Acresce que é o único rei trovador cuja estância na Guarda se pode provar, assim como o seu particular interesse pela cidade.
Contudo, outros investigadores manifestam opinião diferente. Segundo Silvio Pellegrini, a cantiga deve ser atribuída a D. Afonso X, o Sábio e a alusão à Guarda deve ser lida como um substantivo comum, na aceção de "guarda do rei".
Para Resende de Oliveira, desconhece-se "a existência de quaisquer condições que pudessem suportar culturalmente a produção por parte de D. Sancho I de uma composição trovadoresca" e a sua composição remontaria a 1246-1247, período em que Afonso X ainda infante veio apoiar Sancho II na luta contra os partidários de Afonso III.
Segundo Elsa Gonçalves, a dúvida remonta ao século XVI e tem a sua génese na própria tradição manuscrita do Cancioneiro da Biblioteca Nacional. Sobre o problema, as opiniões continuam divididas.
De acordo com Filgueira Valverde, a cantiga é uma "obra arcaica de distribuição paralelística e metrificação irregular, sobre um tema de muinheira".

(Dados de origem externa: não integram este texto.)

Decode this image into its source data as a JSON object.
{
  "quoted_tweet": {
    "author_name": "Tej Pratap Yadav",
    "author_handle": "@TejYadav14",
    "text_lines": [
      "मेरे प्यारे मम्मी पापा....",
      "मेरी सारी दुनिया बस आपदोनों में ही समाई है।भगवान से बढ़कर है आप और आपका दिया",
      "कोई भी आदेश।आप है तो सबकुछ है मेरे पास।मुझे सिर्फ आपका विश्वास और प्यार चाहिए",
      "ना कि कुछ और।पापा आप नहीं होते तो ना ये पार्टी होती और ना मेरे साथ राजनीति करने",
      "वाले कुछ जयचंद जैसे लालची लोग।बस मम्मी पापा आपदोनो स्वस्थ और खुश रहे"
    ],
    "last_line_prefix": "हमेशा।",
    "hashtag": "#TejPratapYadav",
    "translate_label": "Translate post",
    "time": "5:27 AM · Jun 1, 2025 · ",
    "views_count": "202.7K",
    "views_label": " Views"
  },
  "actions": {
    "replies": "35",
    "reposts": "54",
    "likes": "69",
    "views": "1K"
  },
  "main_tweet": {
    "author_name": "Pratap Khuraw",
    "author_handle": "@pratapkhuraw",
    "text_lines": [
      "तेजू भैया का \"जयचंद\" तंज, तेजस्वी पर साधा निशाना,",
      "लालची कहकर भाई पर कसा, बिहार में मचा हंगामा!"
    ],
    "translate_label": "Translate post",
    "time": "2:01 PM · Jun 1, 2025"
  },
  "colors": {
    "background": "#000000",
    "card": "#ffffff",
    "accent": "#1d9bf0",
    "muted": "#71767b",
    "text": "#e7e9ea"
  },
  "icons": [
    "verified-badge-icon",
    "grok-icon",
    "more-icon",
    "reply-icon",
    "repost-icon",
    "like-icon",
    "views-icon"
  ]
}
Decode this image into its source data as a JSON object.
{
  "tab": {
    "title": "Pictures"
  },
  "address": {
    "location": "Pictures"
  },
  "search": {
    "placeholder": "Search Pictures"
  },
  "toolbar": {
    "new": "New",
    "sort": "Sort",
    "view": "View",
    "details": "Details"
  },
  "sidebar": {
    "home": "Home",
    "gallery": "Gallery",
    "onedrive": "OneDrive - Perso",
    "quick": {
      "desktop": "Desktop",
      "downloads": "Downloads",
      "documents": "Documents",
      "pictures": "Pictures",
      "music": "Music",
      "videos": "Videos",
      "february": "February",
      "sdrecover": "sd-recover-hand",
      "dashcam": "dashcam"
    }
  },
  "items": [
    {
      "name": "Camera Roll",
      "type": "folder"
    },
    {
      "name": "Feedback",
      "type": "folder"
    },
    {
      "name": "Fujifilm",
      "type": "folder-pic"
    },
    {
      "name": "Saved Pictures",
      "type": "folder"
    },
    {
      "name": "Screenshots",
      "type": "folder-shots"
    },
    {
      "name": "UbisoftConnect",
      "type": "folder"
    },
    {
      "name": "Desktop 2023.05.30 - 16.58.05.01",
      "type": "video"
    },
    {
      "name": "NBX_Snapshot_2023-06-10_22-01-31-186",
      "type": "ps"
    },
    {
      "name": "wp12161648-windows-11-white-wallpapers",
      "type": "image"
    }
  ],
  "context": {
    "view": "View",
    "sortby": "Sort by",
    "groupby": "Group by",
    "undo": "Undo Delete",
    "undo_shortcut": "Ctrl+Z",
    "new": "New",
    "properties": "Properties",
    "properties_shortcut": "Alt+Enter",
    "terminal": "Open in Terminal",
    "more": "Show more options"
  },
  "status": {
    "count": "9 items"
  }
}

*O Cancioneiro da Biblioteca Nacional (outrora chamado Cancioneiro Colocci-Brancuti) é uma coletânea de lirismo trovadoresco galaico-português (cantigas de amigo, de amor e de escárnio e maldizer), compilado em Itália por volta de 1525-1526, por iniciativa do humanista Angelo Colocci (1467-1549).

 


Fonte:

  • COELHO, Jacinto Prado - Dicionário de literatura: literatura portuguesa, literatura brasileira, literatura galega, estilística, literária. Vol. 2 . - Porto : Figueirinhas, [1969-1971?]
  • Cancioneiro da Ajuda / ed. Carolina Michaëlis de Vasconcelos; acrescentada de um pref. de Ivo Castro. - Lisboa: Imprensa Nacional-Casa da Moeda, [199-?] (1990)
  • RODRIGUES, Américo – Estevão da Guarda era... da Guarda? D. Sancho I não escreveu a cantiga "Ai eu coitada como vivo?" in Praça Velha: revista de cultura da cidade da Guarda. - Ano I, nº 2 (Novembro 1997) -. - Guarda: Câmara Municipal da Guarda, 1997. pp 157-159.
  • GONÇALVES, Elsa – Nota sobre a Cantiga de Amigo "Ai eu coitada..." in Praça Velha: revista de cultura da cidade da Guarda. - Ano V, nº 12 (Novembro 2002) -. - Guarda: Câmara Municipal da Guarda, 2002. pp 23-24.